• aerospace propulsion
• rocket engines
• journal bearings
• splitter blades
• mixed-flow impeller
• reduced-order model
• turbopumps

Turbopumps are the most weight-effective solution for liquid propellant feed systems of rocket engines for primary space propulsion. High power-density and affordable efficiency are required from these machines while still meeting their assigned specifications in flow rate, head, suction performance, and operational stability. In this dissertation, two reduced-order models are developed to design a turbopump mixed-flow impeller equipped with splitter blades and for the design of high-speed recessed journal bearings. Introducing the back-cut full blade called splitter blades in impeller could be a useful way to increase the pump performance with a negligible increase of its mass. Unfortunately, there are no established guidelines for splitter-blade design. To reduce cost, private companies and institutions have moved forward with reusing the entire propulsion system. To achieve this goal, replace the rolling bearings with lubricated journal bearings could represent a valuable way to increase bearing durability, reliability, maintainability, stiffness, rotordynamic damping, and extend shaft speed. Due to the high speed of the shaft and the low viscosity of lubricant liquid that coincides with the propellant itself, the bearing fluid film is manly turbulent. The turbulent flow must be considered to predict the bearing reaction and possible fluid cavitation in the bearing land. Moreover, the turbulent fluid film represents a challenge in the reduced-order modeling.
The key to reduced-order modeling is making assumptions and approximations such that the problem, although the simplifications, does not lose the relevant physics driving it. In this way, it is possible to obtain preliminary analytical results still handling the main physical phenomena. Therefore, the use of a reduced-order model capable of rapidly providing information on the pump geometry, performance, and flow field at an affordable computational cost is highly desirable. However, there is a lack of examples in the literature of fully-3D analytical models suitable for designing space propulsion turbopumps.
The reduced-order model of the mixed-flow impeller extends a model developed by professor d’Agostino and his colleagues. The model describes the velocity field of the impeller as the superposition of a 2D axial vorticity correction (slip flow) to a fully-guided forced-vortex flow. Then, integration of the turbulent boundary layers along the blade channels estimates the viscous effects (flow blockage, head losses, deviation, and other losses). In a series of water experiments under non-cavitating conditions, the model proved capable of successfully predicting the design pump performance of a reference machine called VAMPIRE.
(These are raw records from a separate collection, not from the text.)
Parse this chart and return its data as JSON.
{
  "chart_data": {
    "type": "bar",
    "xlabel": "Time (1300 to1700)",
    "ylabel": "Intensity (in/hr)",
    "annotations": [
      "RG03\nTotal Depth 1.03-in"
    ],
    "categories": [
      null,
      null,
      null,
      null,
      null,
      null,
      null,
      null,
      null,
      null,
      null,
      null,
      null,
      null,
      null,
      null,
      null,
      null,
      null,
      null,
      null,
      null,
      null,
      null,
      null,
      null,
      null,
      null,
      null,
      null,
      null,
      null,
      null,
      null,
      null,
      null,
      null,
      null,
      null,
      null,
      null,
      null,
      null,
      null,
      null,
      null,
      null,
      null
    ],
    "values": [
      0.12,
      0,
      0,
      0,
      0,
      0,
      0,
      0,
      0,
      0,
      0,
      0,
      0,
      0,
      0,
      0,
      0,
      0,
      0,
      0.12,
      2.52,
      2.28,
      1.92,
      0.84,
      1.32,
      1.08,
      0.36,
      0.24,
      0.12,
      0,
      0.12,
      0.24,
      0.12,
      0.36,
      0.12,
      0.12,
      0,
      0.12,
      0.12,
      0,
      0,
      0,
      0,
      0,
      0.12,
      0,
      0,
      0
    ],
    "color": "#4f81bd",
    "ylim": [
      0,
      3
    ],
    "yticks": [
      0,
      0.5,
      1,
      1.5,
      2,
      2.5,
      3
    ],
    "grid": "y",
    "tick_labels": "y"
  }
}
The main research activities related to splitter blades are focused on the centrifugal impeller, and, on the other hand, there are no studies about the mixed flow impeller. Based on the state of the literature review performed in this work, no design guidelines have been drawn yet. Therefore, the lack of general design guidelines for selecting the best circumferential position and length of splitter blades could increase the turbomachinery design time. Thus, the present study aims to study the effects of splitter-blade length and circumferential position on impeller performance through a reduced-order model and numerical simulations. However, a fully deterministic analysis with two independent geometrical input parameters would imply a high computational cost. To overcome this limitation, in recent years, stochastic computational-fluid-dynamics approaches have been widely used. The reduced-order model with splitter blades has a pump-performance parabolic trend by changing both design parameters of splitter blades when introduced in the VAMPIRE impeller. These results applied to the polynomial chaos method led to selecting nine splitter-blade configurations for each design flow rate simulated. The obtained numerical simulation and reduced-order model results point out that adding splitters to the reference 6-impeller geometry reduces the pump performance. However, in addition to the innovative research method, this work reports that splitter blades and their geometry affect the impeller inlet flow leading to different stall blade scenarios. At the design flow rate, the impeller configuration with longer splitter blades reaches the higher head coefficient.
In contrast, at 80% and 120% of the design flow rate, a shorter splitter blade leads the alternate stall to a more symmetric configuration ensuring, for this reason, a mid-length splitter blade higher head coefficient. The splitter-blade length is the design parameter that mostly influences the interaction of the back-cut blades with the full-blade stall. On the other hand, the numerical simulation and reduced-order model confirm that the splitter-blade circumferential position is the design parameter that affects the head coefficient.
With his colleagues during the European Space Agency project “Long Life Journal Bearings for Turbopumps,” the author developed several reduced-order models for recessed journal bearings. In this work, one of these models is presented and modified to introduce the turbulent effects. Moreover, a finite difference model was developed to obtain a robust design tool for assessing journal bearing performance. After comparing experimental data found in the literature, the finite-difference model confirms a good accuracy for the bearing mass flow rate and reaction predictions as a function of shaft speed and eccentricity. On the other hand, the reduced-order model overpredicts the bearing mass flow rate and underpredicts the bearing reaction. Finally, a promising bearing geometry is proposed to be tested in the high-speed-journal-bearing test facility currently under development at the University of Pisa. This geometry should ensure the journal-bearing requirements for a liquid methane turbopump.